Nurse testifies rights trampled

Published: Wednesday, May 9 2007 12:17 a.m. MDT

WASHINGTON — Lori Gay has been a nurse for 21 years at the Salt Lake Regional Medical Center and she made clear to Congress on Tuesday that the only thing she supervises is "a pencil" during some of her shifts.

The distinction is important because a decision made last year by the National Labor Relations Board allows the hospital to classify Gay and other nurses as supervisors, barring them from being eligible to form a union.

Gay testified about her exact responsibilities before House Health, Employment, Labor and Pensions Subcommittee. Chairman Rob Andrews, D-N.J., has a pending bill that would clarify the law so only those who spend "a substantial amount of time" in a supervising role are legally called supervisors.

Andrews said there are an estimated 8 million people like Gay in nursing, retail, technical work and other professions who are not supervisors, but the board's decision last year created a "Bermuda triangle" where workers' rights that had been in place for 60 years "just disappeared," he said.

Gay, who was asked to testify by the United America Nurses union, described the responsibilities of a charge nurse. She said when her turn to be the charge nurse comes, she spends about 10 minutes a shift filling out a sheet assigning nurses to patients.

"Basically, as charge nurse, I am in charge of a pencil," Gay said. "I record the traffic in and out of the unit — it's as simple as that. I don't have the authority to hire, fire, evaluate or promote other nurses, nor do I have the authority to discipline another nurse for not taking an assignment, or for doing an assignment poorly."
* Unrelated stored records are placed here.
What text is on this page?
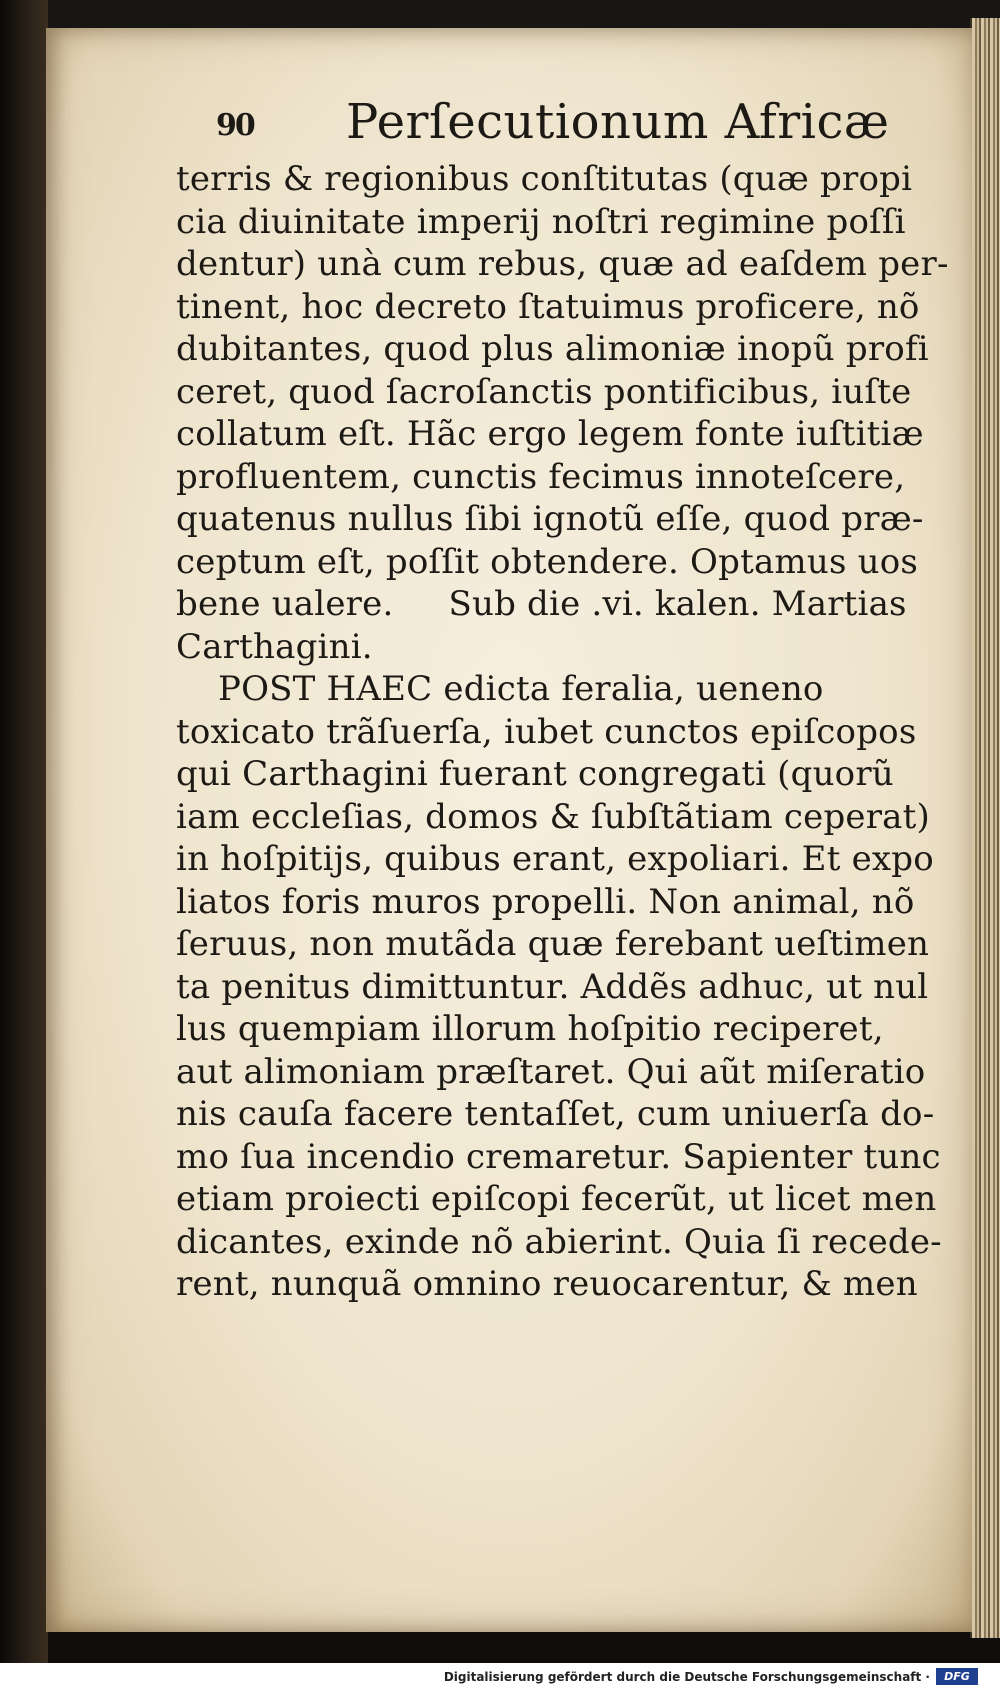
90 Perſecutionum Africæ
terris & regionibus conſtitutas (quæ propi
cia diuinitate imperij noſtri regimine poſſi
dentur) unà cum rebus, quæ ad eaſdem per-
tinent, hoc decreto ſtatuimus proficere, nõ
dubitantes, quod plus alimoniæ inopũ profi
ceret, quod ſacroſanctis pontificibus, iuſte
collatum eſt. Hãc ergo legem fonte iuſtitiæ
profluentem, cunctis fecimus innoteſcere,
quatenus nullus ſibi ignotũ eſſe, quod præ-
ceptum eſt, poſſit obtendere. Optamus uos
bene ualere.     Sub die .vi. kalen. Martias
Carthagini.
POST HAEC edicta feralia, ueneno
toxicato trãſuerſa, iubet cunctos epiſcopos
qui Carthagini fuerant congregati (quorũ
iam eccleſias, domos & ſubſtãtiam ceperat)
in hoſpitijs, quibus erant, expoliari. Et expo
liatos foris muros propelli. Non animal, nõ
ſeruus, non mutãda quæ ferebant ueſtimen
ta penitus dimittuntur. Addẽs adhuc, ut nul
lus quempiam illorum hoſpitio reciperet,
aut alimoniam præſtaret. Qui aũt miſeratio
nis cauſa facere tentaſſet, cum uniuerſa do-
mo ſua incendio cremaretur. Sapienter tunc
etiam proiecti epiſcopi fecerũt, ut licet men
dicantes, exinde nõ abierint. Quia ſi recede-
rent, nunquã omnino reuocarentur, & men
Digitalisierung gefördert durch die Deutsche Forschungsgemeinschaft ·	DFG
The nurses voted on whether to form a union in 2002 but the hospital's owner, IASIS Healthcare in Tennessee, argued that charge nurses were supervisors and could not vote to form a union. The ballots have never been counted, which Gay blames "more on ambiguous legal language than anything else."

After decisions by the board last year, a regional office decided that 64 out of 153 nurses at the Salt Lake Regional Medical Center were supervisors, including Gay, and could not form a union.

"Simply labeling someone a supervisor doesn't make them a supervisor if the institutional structure doesn't support it," Gay said, adding that there are days when every nurse on the floor has at one time or another served as a charge nurse and is therefore deemed a "supervisor."